“Not often,” she answered.
He was reading a letter. “You were dining there on Friday night, weren’t you?” he asked her, without looking up.
Joan flushed. What did he mean by cross-examining her in this way? She was not at all used to impertinence from the opposite sex.
“Your information is quite correct,” she answered.
Her anger betrayed itself in her tone; and he shot a swift glance at her.
“I didn’t mean to offend you,” he said. “A mutual friend, a Mr. Airlie, happened to be of the party, and he mentioned you.”
He threw aside the letter. “I’ll tell you what I want you to do,” he said. “It’s nothing to object to. Tell him that you’ve seen me and had a talk. I understand his scheme to be that the country should grow more and more food until it eventually becomes self-supporting; and that the Government should control the distribution. Tell him that with that I’m heart and soul in sympathy; and would like to help him.” He pushed aside a pile of papers and, leaning across the desk, spoke with studied deliberation. “If he can see his way to making his policy dependent upon Protection, we can work together.”
“And if he can’t?” suggested Joan.
He fixed his large, colourless eyes upon her. “That’s where you can help him,” he answered. “If he and I combine forces, we can pull this through in spite of the furious opposition that it is going to arouse. Without a good Press he is helpless; and where is he going to get his Press backing if he turns me down? From half a dozen Socialist papers whose support will do him more harm than good. If he will bring the working class over to Protection I will undertake that the Tariff Reformers and the Agricultural Interest shall accept his Socialism. It will be a victory for both of us.
“If he gain his end, what do the means matter?” he continued, as Joan did not answer. “Food may be dearer; the Unions can square that by putting up wages; while the poor devil of a farm labourer will at last get fair treatment. We can easily insist upon that. What do you think, yourself?”
“About Protection,” she answered. “It’s one of the few subjects I haven’t made up my mind about.”

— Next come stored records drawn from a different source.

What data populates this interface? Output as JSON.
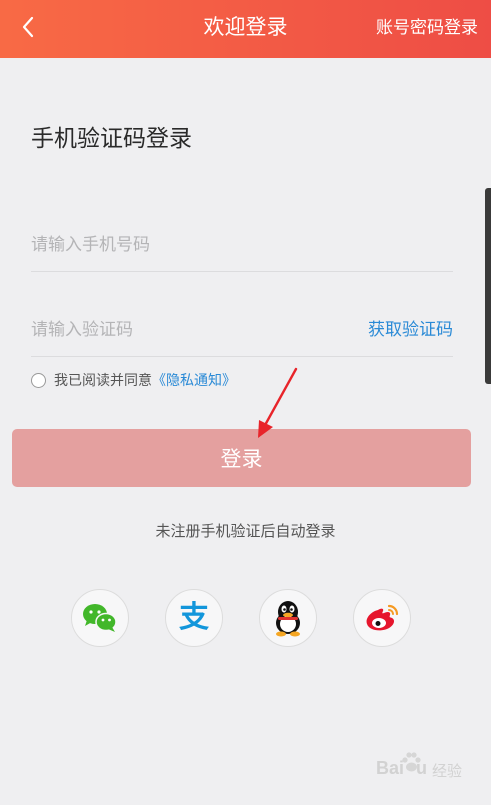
{
  "header": {
    "title": "欢迎登录",
    "alt_login_label": "账号密码登录",
    "back_icon": "chevron-left-icon"
  },
  "colors": {
    "header_start": "#f86a45",
    "header_end": "#ee4d45",
    "login_button": "#e4a09f",
    "link_blue": "#2a8ad6",
    "annotation_red": "#e8242a"
  },
  "form": {
    "heading": "手机验证码登录",
    "phone_placeholder": "请输入手机号码",
    "code_placeholder": "请输入验证码",
    "get_code_label": "获取验证码"
  },
  "agreement": {
    "text": "我已阅读并同意",
    "link": "《隐私通知》"
  },
  "login_button_label": "登录",
  "hint": "未注册手机验证后自动登录",
  "social_logins": [
    {
      "name": "wechat",
      "icon": "wechat-icon"
    },
    {
      "name": "alipay",
      "icon": "alipay-icon",
      "glyph": "支"
    },
    {
      "name": "qq",
      "icon": "qq-icon"
    },
    {
      "name": "weibo",
      "icon": "weibo-icon"
    }
  ],
  "watermark": {
    "brand": "Bai",
    "brand_end": "u",
    "cn": "经验"
  }
}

He laughed. “You will find all your pet reforms depend upon it, when you come to work them out,” he said. “You can’t have a minimum wage without a minimum price.”
They had risen.
“I’ll give him your message,” said Joan. “But I don’t see him exchanging his principles even for your support. I admit it’s important.”
“Talk it over with him,” he said. “And bear this in mind for your own guidance.” He took a step forward, which brought his face quite close to hers: “If he fails, and all his life’s work goes for nothing, I shall be sorry; but I shan’t break my heart. He will.”
Joan dropped a note into Phillips’s letter-box on her return home, saying briefly that she wished to see him; and he sent up answer asking her if she would come to the gallery that evening, and meet him after his speech, which would be immediately following the dinner hour.